RALEIGH — The N.C. Department of Health and Human Services (NCDHHS) updated the guidance for K-12 schools to include “Test to Stay” options on Jan. 7.
“Protecting our students and staff requires layers of protection to stop the spread of COVID-19,” said State Health director and chief medical officer Elizabeth Cuervo Tilson, M.D. “In addition to vaccines and masks, Test-to-Stay is another proven tool that can help minimize the spread of COVID-19 while also maximizing time in the classroom.”
Near the end of 2021, NCDHHS updated guidance to mirror Centers for Disease Control (CDC) shortened quarantine measures.
The StrongSchoolsNC Toolkit (SST) has now been updated to allow students and staff who had a close contact with someone confirmed to have a case of COVID-19 to remain in school if they have not developed symptoms or tested positive.
“Individuals in a mask-required school setting do NOT need to be excluded from school after a close contact, including unmasked exposures (e.g., during lunch or extracurricular activities), if they have no symptoms,” reads the updated section of the SST.
The qualifying criteria given by NDHHS for staying in school under “Test to Stay” are as follows:
- The person exposed has had their COVID-19 vaccinations.
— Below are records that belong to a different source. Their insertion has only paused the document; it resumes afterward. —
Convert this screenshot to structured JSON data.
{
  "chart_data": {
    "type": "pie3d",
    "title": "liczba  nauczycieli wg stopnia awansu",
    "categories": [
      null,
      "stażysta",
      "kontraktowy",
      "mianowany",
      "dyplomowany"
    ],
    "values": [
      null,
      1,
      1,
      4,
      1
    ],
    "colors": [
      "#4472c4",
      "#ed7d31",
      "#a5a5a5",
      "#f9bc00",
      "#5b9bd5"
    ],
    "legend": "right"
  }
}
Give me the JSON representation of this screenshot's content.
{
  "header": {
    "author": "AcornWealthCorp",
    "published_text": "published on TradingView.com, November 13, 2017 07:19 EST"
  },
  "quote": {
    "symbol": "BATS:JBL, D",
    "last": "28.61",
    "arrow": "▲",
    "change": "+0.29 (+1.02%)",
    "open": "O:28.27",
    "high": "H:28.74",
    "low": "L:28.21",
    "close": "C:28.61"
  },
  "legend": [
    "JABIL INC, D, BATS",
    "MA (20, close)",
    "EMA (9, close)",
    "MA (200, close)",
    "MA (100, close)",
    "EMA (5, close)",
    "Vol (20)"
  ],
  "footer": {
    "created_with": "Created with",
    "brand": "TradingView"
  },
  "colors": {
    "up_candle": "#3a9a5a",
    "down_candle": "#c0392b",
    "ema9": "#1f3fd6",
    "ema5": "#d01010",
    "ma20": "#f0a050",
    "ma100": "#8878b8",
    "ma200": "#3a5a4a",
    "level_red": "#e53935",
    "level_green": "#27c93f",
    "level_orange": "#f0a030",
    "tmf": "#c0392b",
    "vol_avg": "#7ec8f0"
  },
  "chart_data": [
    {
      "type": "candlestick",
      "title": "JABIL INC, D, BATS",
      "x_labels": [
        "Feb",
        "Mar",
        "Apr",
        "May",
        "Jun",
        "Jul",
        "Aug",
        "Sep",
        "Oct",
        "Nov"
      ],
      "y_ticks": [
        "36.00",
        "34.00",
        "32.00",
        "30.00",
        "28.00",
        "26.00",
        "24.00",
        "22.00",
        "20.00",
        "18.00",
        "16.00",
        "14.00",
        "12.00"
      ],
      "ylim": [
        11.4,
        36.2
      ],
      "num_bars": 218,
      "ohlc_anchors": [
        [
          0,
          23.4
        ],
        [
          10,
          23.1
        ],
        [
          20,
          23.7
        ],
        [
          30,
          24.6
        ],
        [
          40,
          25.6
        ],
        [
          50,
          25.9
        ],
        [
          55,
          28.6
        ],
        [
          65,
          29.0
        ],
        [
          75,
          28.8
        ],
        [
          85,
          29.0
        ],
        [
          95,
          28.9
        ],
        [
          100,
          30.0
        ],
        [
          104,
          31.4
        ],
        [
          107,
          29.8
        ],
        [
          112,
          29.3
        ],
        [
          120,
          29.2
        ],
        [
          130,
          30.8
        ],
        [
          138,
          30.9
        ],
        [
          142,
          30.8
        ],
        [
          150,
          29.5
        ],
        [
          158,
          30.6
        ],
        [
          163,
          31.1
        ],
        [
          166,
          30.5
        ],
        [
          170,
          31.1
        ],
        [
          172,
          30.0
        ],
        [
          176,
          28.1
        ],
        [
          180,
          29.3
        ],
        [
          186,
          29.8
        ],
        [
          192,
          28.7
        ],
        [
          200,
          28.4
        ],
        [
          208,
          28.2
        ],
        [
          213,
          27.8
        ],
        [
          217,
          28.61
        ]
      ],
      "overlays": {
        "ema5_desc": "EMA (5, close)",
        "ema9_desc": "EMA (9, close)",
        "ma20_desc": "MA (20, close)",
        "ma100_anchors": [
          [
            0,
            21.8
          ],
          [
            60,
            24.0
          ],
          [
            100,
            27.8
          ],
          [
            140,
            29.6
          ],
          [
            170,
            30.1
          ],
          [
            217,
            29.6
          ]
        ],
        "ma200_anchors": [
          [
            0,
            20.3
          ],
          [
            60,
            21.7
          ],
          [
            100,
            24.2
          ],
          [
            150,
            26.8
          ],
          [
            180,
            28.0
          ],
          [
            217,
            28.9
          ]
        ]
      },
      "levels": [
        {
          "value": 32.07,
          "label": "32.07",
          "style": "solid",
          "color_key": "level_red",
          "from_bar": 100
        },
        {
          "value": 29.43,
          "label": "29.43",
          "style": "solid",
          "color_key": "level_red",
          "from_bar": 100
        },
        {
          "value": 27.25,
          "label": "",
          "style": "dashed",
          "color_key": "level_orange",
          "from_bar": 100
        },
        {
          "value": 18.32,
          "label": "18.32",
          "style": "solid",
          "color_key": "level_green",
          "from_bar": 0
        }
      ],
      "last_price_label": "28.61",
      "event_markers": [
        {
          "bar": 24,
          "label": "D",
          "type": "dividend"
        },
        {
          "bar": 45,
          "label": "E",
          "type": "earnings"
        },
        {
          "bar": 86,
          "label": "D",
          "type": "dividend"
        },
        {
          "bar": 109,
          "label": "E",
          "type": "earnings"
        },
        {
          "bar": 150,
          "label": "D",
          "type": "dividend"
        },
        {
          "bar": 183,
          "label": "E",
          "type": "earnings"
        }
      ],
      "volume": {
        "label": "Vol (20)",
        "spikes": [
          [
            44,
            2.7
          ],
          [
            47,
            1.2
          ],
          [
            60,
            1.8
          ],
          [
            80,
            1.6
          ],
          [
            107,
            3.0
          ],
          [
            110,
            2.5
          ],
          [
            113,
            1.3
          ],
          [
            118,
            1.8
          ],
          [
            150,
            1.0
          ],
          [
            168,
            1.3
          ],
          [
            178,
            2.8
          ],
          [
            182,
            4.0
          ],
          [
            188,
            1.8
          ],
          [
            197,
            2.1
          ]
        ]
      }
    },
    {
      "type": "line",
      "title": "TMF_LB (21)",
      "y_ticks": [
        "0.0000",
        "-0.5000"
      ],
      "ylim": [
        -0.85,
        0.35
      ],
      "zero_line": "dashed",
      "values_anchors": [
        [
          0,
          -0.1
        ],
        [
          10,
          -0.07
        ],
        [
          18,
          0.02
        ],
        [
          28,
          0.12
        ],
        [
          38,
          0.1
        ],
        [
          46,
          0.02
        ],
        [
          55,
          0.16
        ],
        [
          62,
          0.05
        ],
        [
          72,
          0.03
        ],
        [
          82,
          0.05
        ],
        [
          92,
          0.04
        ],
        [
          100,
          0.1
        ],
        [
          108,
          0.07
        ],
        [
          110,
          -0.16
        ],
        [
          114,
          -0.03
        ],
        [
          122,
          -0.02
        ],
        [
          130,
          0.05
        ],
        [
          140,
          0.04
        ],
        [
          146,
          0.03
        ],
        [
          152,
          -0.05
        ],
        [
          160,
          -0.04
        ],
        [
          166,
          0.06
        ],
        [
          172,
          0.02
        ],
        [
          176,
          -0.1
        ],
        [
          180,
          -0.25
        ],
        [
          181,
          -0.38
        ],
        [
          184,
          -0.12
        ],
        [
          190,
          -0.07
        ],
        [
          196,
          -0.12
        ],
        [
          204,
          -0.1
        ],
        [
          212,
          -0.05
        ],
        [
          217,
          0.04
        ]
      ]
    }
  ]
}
For adults 18 and up, vaccination includes booster shots.
- The person exposed has had a confirmed case of COVID-19 within the last 90 days and has no symptoms.
- The person exposed and the person with a confirmed case of COVID-19 were both properly wearing masks when the exposure occurred.
According to the NCDHHS press release, adding “Test to Stay” has expanded the list of scenarios to include unmasked exposures such as when students unmask to eat lunch.
The Jan. 7 update also says that “Individuals with unmasked exposures in a mask required school setting should get tested on the day of notification of exposure and as close to day 5 after exposure as possible and must wear a mask in school settings.” Additionally, that exemption “applies to in-school exposures as described above as well as non-household, out-of-school exposures.” In-household exposures do not qualify, but the new guidance gets more confusing, stating that a person doesn’t need to be excluded from the school setting but that “quarantine measures may still apply in non-school settings.”
The update also gives priority for testing to student athletes due to higher risk of exposure “if testing supply is limited.”
NCDHHS says this Test-to-Stay option “only applies to K-12 school settings that require masks,” which the agency claims “data has shown limits the risk of transmission.”
Districts taking part in “Test to Stay” will ensure those exposed to COVID-19 get tested the day they are notified of an exposure and again five days after. They should also wear a mask for 10 days following exposure and except for going to school, they should stay home and isolate.
The Center for Disease Control’s quarantine and “Test to Stay” guidance also uses 10 days of masking following an exposure.
Various media reports cite experts claims that cloth masks, which the public has been using from close to the start of the pandemic, are ineffective against the omicron variant. The push to continue masks as a requirement to keep kids in school was brought up and questioned at the State Board of Education meeting on Jan. 6.
During that meeting, Tilson said she had provided some studies which show that masks work in “totality.”
Tilson was asked specifically about cloth masks versus N95 masks. Currently, N95 masks are not designed for children. She said that “anything on your face is better than nothing” and that “multi-layered, well-fitting cloth masks still provide good protection.” She admitted there was data that said an N95 provided more protection.
“With children, what is particularly important is the comfort and the fit of that face covering,” Tilson told the board. She added they have N95 masks available at NCDHHS warehouse to give to adult school staff and that for students “a multi-layered, well-fitted cloth mask” still “provides good protection.”
Board member Olivia Oxendine asked where natural immunity falls in NCDHHS’ school guidance. Tilson did not directly answer the question, and instead cited “lowered” and “inconsistent” protection from prior infections against the omicron variant.
The change to the SST comes as states like Georgia are dropping quarantine and contact tracing for K-12 schools.
According to the Associated Press, Georgia’s governor and public health commissioner released a letter on Jan. 6 stating school employees no longer have to quarantine after exposure, even if they are unvaccinated or test positive for the virus if they wear a mask and don’t develop symptoms.
“The letter also says contact tracing in schools is now optional, meaning schools may no longer have to notify other students or employees exposed to people who are sick with COVID-19,” the Associated Press reported.